La solitude d’un Français juif

par Bernard Attali |  publié le 17/10/2025

Il arrive qu’un livre ait la force d’un coup de poing. J’ai perdu un bédouin dans Paris, d’Arthur Essebag, publié aux éditions Grasset, est de ceux-là : un texte né du choc, de la sidération, ressentis par un Français juif après le 7 octobre 2023.

"J'ai perdu un bédouin dans Paris", auteur : Essebag Arthur, éditeur : GRASSET ET FASQUELLE

Le récit est une méditation douloureuse sur ce que le pogrom du 7 octobre a révélé de la société française : sa mémoire défaillante, sa confusion morale, et son effrayant aveuglement face à la haine. Arthur Essebag raconte la solitude. Dans les rues de Paris, il voit surgir des slogans, des drapeaux, des cris qui prétendent défendre une cause humanitaire, mais qui, souvent, dissimulent autre chose : un antisémitisme rajeuni, recyclé, camouflé derrière la bannière palestinienne. Ce n’est plus la vieille haine raciste mais ça y ressemble. C’est une haine habillée d’idéalisme, qui se croit vertueuse parce qu’elle se dit du côté des opprimés. Et qui brouille les cartes entre agresseurs et agressés. L’auteur en démonte les ressorts avec une précision glaciale : derrière la compassion affichée, le mépris renaît, et la peur s’installe.

Ce qui bouleverse dans ce livre, c’est la manière dont Essebag saisit les signes du quotidien : une blague nauséabonde captée au café, un silence gêné dans une conversation anodine, des soutiens qui se défilent, une phrase souvent entendue : « Je ne suis pas antisémite… mais… ». Et surtout des lâchetés insoutenables : ces affiches appelant à la libération des otages enlevés par le Hamas, arrachées nuit après nuit sur les murs de Paris.
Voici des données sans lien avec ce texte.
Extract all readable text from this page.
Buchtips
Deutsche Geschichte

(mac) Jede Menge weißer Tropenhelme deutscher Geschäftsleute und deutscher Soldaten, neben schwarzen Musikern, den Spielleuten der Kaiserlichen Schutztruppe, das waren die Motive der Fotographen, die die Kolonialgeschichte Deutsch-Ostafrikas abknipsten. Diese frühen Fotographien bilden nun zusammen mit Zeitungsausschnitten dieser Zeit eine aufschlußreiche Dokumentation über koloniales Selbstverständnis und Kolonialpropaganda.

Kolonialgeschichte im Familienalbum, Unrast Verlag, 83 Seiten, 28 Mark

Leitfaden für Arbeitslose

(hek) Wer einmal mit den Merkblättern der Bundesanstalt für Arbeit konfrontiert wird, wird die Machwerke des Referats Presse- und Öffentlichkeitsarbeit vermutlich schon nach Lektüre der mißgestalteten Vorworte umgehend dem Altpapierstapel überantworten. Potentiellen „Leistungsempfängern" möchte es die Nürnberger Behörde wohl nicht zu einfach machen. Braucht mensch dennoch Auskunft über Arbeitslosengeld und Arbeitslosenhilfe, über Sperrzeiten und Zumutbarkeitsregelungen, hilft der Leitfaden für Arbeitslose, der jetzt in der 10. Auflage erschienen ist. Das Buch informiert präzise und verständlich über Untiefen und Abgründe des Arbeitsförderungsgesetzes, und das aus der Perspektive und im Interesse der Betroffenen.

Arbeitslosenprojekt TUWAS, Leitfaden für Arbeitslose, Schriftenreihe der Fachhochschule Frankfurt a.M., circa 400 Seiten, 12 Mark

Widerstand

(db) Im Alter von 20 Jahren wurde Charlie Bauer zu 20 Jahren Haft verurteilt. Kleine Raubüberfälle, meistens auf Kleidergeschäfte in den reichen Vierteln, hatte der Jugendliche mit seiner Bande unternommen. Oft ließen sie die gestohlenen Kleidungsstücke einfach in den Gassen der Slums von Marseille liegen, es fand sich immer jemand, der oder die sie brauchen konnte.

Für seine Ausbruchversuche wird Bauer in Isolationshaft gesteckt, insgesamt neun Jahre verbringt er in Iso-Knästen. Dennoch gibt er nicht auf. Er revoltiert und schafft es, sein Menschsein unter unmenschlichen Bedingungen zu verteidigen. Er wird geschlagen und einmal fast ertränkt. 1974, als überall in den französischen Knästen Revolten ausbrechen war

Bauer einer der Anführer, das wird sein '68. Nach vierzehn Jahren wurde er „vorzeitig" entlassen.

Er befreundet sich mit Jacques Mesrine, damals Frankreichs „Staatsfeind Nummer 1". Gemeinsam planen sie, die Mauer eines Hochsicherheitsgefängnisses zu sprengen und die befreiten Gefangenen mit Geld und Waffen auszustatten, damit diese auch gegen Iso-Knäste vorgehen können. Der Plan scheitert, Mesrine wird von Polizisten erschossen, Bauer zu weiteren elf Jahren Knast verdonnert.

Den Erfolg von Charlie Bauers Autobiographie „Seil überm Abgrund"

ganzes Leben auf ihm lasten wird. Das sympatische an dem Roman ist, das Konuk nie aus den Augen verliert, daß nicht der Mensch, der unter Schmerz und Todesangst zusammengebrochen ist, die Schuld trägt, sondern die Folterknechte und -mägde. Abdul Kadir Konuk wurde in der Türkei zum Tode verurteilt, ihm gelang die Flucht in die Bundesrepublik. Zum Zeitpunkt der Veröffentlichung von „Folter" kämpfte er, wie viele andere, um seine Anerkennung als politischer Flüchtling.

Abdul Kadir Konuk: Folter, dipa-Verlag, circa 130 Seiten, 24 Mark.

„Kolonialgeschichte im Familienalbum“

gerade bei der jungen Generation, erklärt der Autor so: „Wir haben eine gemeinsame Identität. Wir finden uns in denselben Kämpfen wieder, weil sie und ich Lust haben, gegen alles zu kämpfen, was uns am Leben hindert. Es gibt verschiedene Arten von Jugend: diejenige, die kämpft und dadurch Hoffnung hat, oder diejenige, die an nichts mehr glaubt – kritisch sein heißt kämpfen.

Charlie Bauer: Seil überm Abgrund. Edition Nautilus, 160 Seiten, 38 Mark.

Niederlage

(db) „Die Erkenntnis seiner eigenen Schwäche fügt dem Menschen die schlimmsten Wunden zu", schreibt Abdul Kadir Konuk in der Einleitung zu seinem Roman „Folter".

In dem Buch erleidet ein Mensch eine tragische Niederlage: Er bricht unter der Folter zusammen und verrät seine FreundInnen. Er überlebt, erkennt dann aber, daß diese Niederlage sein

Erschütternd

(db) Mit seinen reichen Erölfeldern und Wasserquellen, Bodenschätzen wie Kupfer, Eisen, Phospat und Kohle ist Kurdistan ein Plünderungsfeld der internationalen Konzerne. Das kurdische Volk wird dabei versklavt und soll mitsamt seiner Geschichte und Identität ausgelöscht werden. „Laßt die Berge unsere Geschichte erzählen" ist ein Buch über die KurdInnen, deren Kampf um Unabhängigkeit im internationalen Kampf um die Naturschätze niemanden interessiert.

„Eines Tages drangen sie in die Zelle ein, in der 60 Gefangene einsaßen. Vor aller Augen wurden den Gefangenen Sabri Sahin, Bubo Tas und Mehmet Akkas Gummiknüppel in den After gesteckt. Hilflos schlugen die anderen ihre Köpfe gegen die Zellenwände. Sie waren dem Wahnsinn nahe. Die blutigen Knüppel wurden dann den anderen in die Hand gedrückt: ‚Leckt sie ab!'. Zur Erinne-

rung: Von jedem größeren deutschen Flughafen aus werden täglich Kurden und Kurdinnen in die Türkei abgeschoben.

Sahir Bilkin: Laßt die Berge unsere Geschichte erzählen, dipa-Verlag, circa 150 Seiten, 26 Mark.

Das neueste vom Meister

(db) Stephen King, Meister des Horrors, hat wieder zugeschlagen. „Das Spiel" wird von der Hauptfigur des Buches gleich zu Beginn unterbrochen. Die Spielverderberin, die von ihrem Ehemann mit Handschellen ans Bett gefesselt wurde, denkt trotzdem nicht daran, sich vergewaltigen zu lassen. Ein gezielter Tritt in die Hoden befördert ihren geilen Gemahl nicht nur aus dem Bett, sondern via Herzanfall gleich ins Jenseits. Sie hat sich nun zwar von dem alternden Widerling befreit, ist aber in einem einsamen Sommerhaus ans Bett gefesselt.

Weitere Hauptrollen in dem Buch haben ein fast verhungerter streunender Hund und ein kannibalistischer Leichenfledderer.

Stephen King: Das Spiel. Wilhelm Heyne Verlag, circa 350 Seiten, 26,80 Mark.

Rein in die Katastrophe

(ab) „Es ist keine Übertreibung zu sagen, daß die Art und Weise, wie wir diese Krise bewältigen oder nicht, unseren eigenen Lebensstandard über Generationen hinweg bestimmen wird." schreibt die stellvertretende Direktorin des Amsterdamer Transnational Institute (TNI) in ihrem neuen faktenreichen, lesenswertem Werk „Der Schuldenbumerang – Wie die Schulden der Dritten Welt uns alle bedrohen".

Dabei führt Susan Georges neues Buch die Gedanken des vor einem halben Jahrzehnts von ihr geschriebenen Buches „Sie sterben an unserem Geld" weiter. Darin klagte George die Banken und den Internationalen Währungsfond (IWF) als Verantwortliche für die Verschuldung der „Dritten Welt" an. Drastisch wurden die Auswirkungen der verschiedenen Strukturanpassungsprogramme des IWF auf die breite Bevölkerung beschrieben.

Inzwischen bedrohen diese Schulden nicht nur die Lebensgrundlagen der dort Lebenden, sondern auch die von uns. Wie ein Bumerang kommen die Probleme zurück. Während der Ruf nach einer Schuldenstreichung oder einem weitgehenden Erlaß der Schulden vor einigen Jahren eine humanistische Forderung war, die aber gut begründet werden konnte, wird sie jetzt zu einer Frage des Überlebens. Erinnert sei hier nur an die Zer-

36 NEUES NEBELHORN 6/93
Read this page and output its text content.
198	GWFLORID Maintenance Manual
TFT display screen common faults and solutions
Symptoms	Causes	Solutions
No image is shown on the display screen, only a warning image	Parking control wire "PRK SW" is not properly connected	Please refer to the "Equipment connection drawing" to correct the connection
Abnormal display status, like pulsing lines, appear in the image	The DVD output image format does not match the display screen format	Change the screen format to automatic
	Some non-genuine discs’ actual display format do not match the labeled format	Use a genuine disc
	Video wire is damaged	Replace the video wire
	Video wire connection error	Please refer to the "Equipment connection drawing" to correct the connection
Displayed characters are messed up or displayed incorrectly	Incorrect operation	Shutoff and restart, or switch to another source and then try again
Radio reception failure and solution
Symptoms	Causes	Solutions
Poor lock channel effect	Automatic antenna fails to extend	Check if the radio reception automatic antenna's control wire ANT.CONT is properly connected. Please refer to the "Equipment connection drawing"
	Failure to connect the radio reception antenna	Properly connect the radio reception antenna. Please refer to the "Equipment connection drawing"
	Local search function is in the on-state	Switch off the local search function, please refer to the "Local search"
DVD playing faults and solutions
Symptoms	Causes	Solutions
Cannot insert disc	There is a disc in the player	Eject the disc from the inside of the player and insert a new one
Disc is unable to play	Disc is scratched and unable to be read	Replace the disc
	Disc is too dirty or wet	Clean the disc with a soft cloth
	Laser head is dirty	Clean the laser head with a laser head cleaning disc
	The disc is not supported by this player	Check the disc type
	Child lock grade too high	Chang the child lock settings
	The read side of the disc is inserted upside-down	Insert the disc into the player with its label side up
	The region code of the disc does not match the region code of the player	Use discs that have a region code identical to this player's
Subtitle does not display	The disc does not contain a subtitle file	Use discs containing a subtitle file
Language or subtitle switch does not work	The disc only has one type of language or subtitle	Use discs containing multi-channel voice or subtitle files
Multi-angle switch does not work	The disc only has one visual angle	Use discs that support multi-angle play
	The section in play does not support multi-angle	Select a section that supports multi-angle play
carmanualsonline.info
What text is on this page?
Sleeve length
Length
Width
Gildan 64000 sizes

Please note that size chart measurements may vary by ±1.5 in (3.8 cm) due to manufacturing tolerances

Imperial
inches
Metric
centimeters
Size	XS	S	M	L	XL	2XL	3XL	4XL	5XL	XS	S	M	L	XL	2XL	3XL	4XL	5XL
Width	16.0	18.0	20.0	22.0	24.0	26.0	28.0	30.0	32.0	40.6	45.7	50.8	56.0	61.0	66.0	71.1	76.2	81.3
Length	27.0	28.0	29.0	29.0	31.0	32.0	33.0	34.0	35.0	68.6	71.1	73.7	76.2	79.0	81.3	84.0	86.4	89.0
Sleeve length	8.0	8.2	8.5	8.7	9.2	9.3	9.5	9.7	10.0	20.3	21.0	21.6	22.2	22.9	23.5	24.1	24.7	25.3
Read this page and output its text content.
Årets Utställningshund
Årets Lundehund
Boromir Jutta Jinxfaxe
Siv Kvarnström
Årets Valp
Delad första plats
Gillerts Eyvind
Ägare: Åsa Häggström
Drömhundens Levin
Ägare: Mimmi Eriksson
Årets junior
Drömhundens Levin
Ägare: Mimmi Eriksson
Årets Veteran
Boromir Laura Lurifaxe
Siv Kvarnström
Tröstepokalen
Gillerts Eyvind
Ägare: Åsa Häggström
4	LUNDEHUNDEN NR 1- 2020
Avant la riposte israélienne. Comme si la simple exigence de rendre la liberté à des enfants, à des femmes, à des vieillards, était suspecte. Ce déni d’humanité, ce refus de compatir, Arthur Essebag l’analyse comme le signe d’un effondrement moral : celui d’une société qui ne sait même pas pleurer les victimes de la barbarie, d’où qu’elle vienne. Sans le dire, il revisite l’Ancien Testament qui recommande au Juif de ne jamais oublier qu’il fut « étranger en Égypte ».

Pourtant, le livre n’est pas un règlement de comptes. C’est un acte de fidélité. Fidélité à la France, d’abord – celle des Lumières – que l’auteur continue d’aimer évidemment. Fidélité à la vérité, surtout, qui l’empêche de tout confondre. Essebag le répète avec courage : on peut aimer Israël sans aimer ses dirigeants ; on peut défendre le droit d’un peuple à vivre en paix sans approuver ses gouvernants. La force du livre tient dans cette distinction morale, dans cette capacité à séparer la justice de la vengeance, la loyauté du fanatisme.

J’ai perdu un bédouin dans Paris n’est pas un livre sur le conflit israélo-palestinien. C’est un livre sur notre société, un miroir tendu sur ce qu’elle devient quand elle perd ses valeurs. À méditer, quelques jours à peine après que des mains anonymes ont profané la tombe de Robert Badinter.

Pour tous ceux qui aiment la France, ce livre est une épreuve. C’est pour cela qu’il faut le lire.